Increased body weight is associated with higher BMD and lower incidence of hip fractures in older men and women,35
whereas the converse is true for low body weight. Weight loss is a risk factor for osteoporosis.14
The mechanisms for the osteo-protective effect of body weight are not completely understood. Data suggest that this may be a result of increased skeletal loading and/or increased plasma levels of bone-active hormones (for example, estradiol),35
as body weight and estradiol levels are considered to be major factors determining BMD in both women and men.35
Whole-body-vibration has been reported to increase bone mass in disabled children,34
young women with low bone mass32
and postmenopausal women.33
Thus, whole-body-vibration may potentially increase bone mass similar to increases associated with weight gain by mimicking the increased skeletal loading associated with increased weight. We did not detect an increase in total body bone mass in this study. However, the increase in vertebral BMC and BMD suggests that vibration may have resulted in local increases in bone mass and density. Importantly, our findings indicate that prevention of weight gain by vibration had no negative impact on muscle or bone mass.

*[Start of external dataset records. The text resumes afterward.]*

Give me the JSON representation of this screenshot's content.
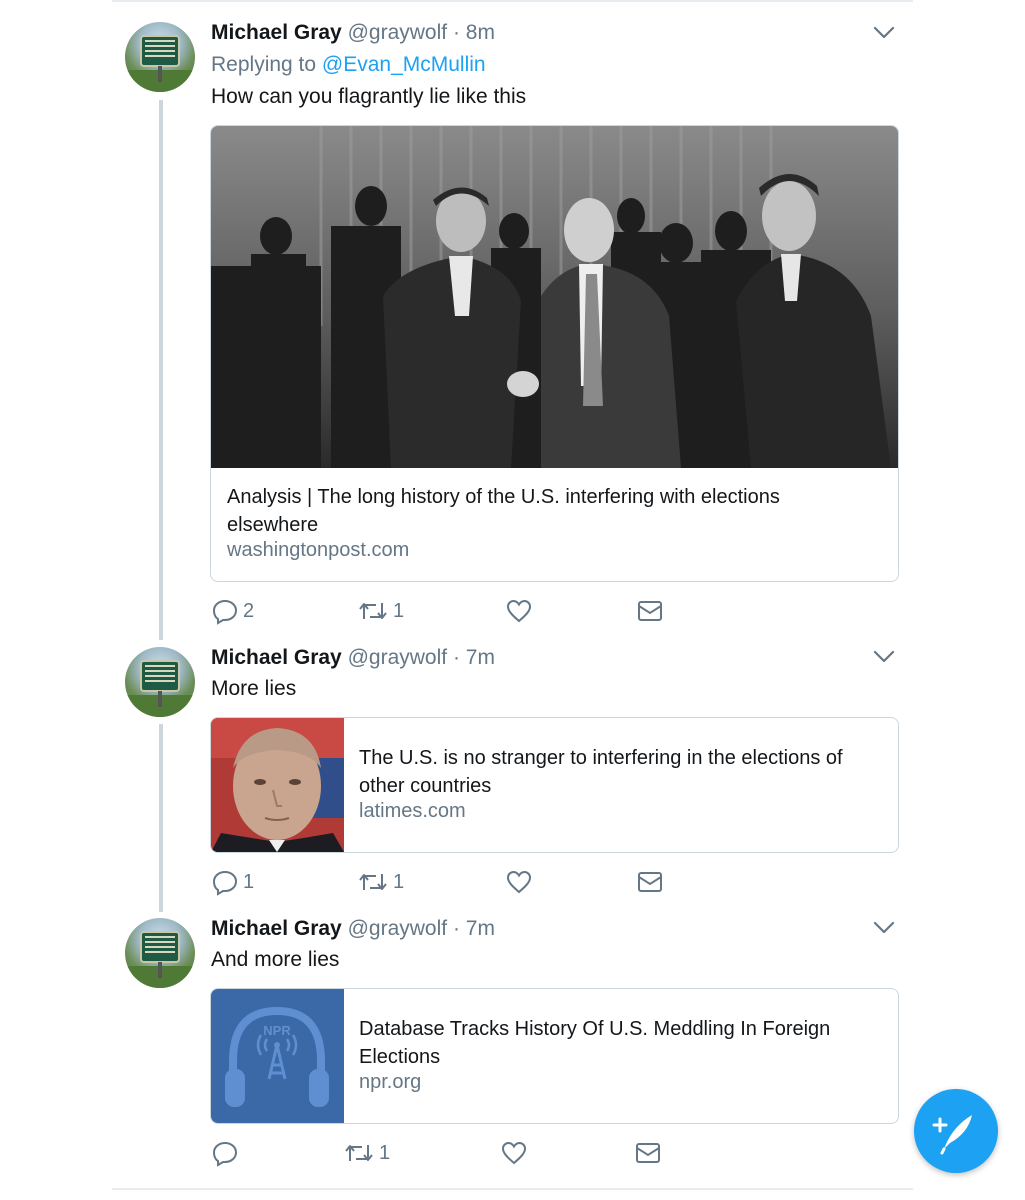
{
  "tweets": [
    {
      "name": "Michael Gray",
      "handle": "@graywolf",
      "dot": "·",
      "time": "8m",
      "replying_prefix": "Replying to",
      "replying_mention": "@Evan_McMullin",
      "text": "How can you flagrantly lie like this",
      "card": {
        "title": "Analysis | The long history of the U.S. interfering with elections elsewhere",
        "domain": "washingtonpost.com"
      },
      "actions": {
        "replies": "2",
        "retweets": "1",
        "likes": ""
      }
    },
    {
      "name": "Michael Gray",
      "handle": "@graywolf",
      "dot": "·",
      "time": "7m",
      "text": "More lies",
      "card": {
        "title": "The U.S. is no stranger to interfering in the elections of other countries",
        "domain": "latimes.com"
      },
      "actions": {
        "replies": "1",
        "retweets": "1",
        "likes": ""
      }
    },
    {
      "name": "Michael Gray",
      "handle": "@graywolf",
      "dot": "·",
      "time": "7m",
      "text": "And more lies",
      "card": {
        "title": "Database Tracks History Of U.S. Meddling In Foreign Elections",
        "domain": "npr.org",
        "thumb_text": "NPR"
      },
      "actions": {
        "replies": "",
        "retweets": "1",
        "likes": ""
      }
    }
  ],
  "colors": {
    "accent": "#1da1f2",
    "secondary_text": "#657786",
    "border": "#ccd6dd",
    "npr_blue": "#3b68a6"
  },
  "icons": {
    "reply": "reply-icon",
    "retweet": "retweet-icon",
    "like": "heart-icon",
    "dm": "envelope-icon",
    "caret": "chevron-down-icon",
    "compose": "compose-quill-icon"
  }
}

Vibration reduced fat mass but not lean mass. Even though the whole-body vibration group weighed less, had less fat mass and a lower percentage of body fat, no differences were observed for lean mass and bone mass between the control and whole-body vibration group. Some studies have suggested that up to 30% of weight loss because of energy restriction may be due to a reduction of lean mass.36
Thus, it is possible that a weight reduction program supplemented with whole-body vibration may positively affect body composition by increasing the rate of fat loss while preserving lean mass. Further research is needed to test this possibility.

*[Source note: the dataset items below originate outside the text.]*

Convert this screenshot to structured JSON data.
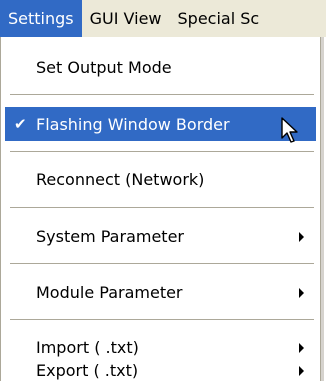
{
  "menubar": {
    "items": [
      "Settings",
      "GUI View",
      "Special Sc"
    ]
  },
  "menu": {
    "set_output_mode": "Set Output Mode",
    "flashing_border": "Flashing Window Border",
    "check_mark": "✔",
    "reconnect": "Reconnect (Network)",
    "system_parameter": "System Parameter",
    "module_parameter": "Module Parameter",
    "import": "Import ( .txt)",
    "export": "Export ( .txt)"
  },
  "colors": {
    "highlight": "#316ac5",
    "menubar": "#ece9d8"
  }
}
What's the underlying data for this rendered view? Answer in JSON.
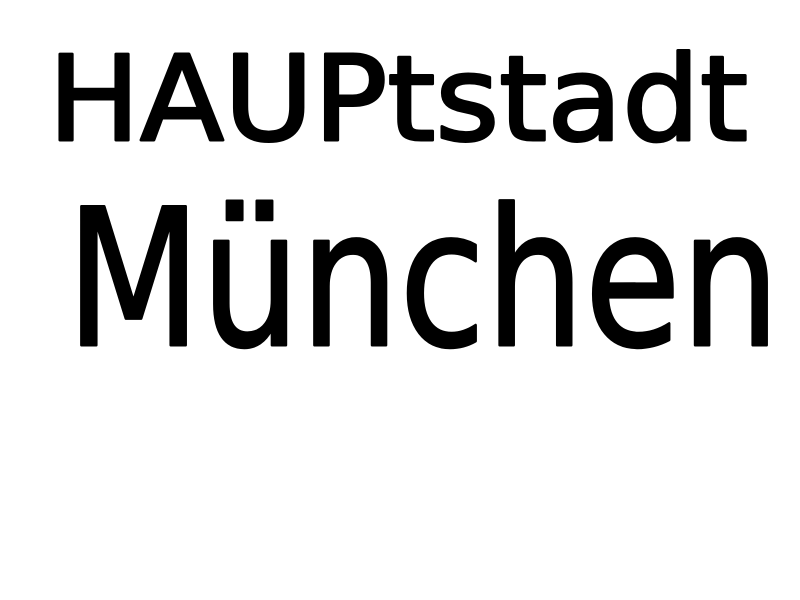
{
  "drawing": {
    "line1": "HAUPtstadt",
    "line2": "München",
    "ink_color": "#000000",
    "background_color": "#ffffff"
  }
}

No differences in lean mass between the whole-body vibration and control groups are consistent with our finding that vibration had no effect on the mass or function of the oxidative SOL and glycolytic EDL muscles. There was a tendency for EDL mass and tetanic force to be reduced by 5–6% in the vibration group. Although our statistical power for this comparison was low (0.42–0.45), these findings deserve further investigation because whole-body vibration has been proposed to augment strength gains during human resistance training exercise programs.24,25
Previous whole-body vibration studies37,38
have reported acute increases in plasma concentrations of growth hormone and serum IGF-I. In our study, whole-body vibration had no effect on IGF-I levels. However, both the whole-body vibration and control groups had lower IGF-I levels than the baseline group. This is consistent with previous research showing serum IGF-I levels to decline with age in a predictable manner in healthy individuals. After reaching a peak during the pubertal growth spurt, mean circulating IGF-I levels decrease twofold by the third decade and continue to steadily decline with age.39
As our treatment groups were 12 weeks older than the baseline group, we attribute the lower IGF-I levels in the older rats to the natural effects of aging.
In conclusion, these studies show that whole-body vibration reduced age-related increases in fat mass in mature rats. This effect occurred without changes in lean body mass, bone mass or muscle mass and function and without alterations in food intake. These findings suggest that whole-body vibration exercise suppresses the accumulation of fat in young adult rats. Further studies are necessary to determine whether whole-body vibration can prevent fat accumulation in humans. If successful, this research could have implications in cases such as preventing childhood obesity and other metabolic disorders associated with weight gain.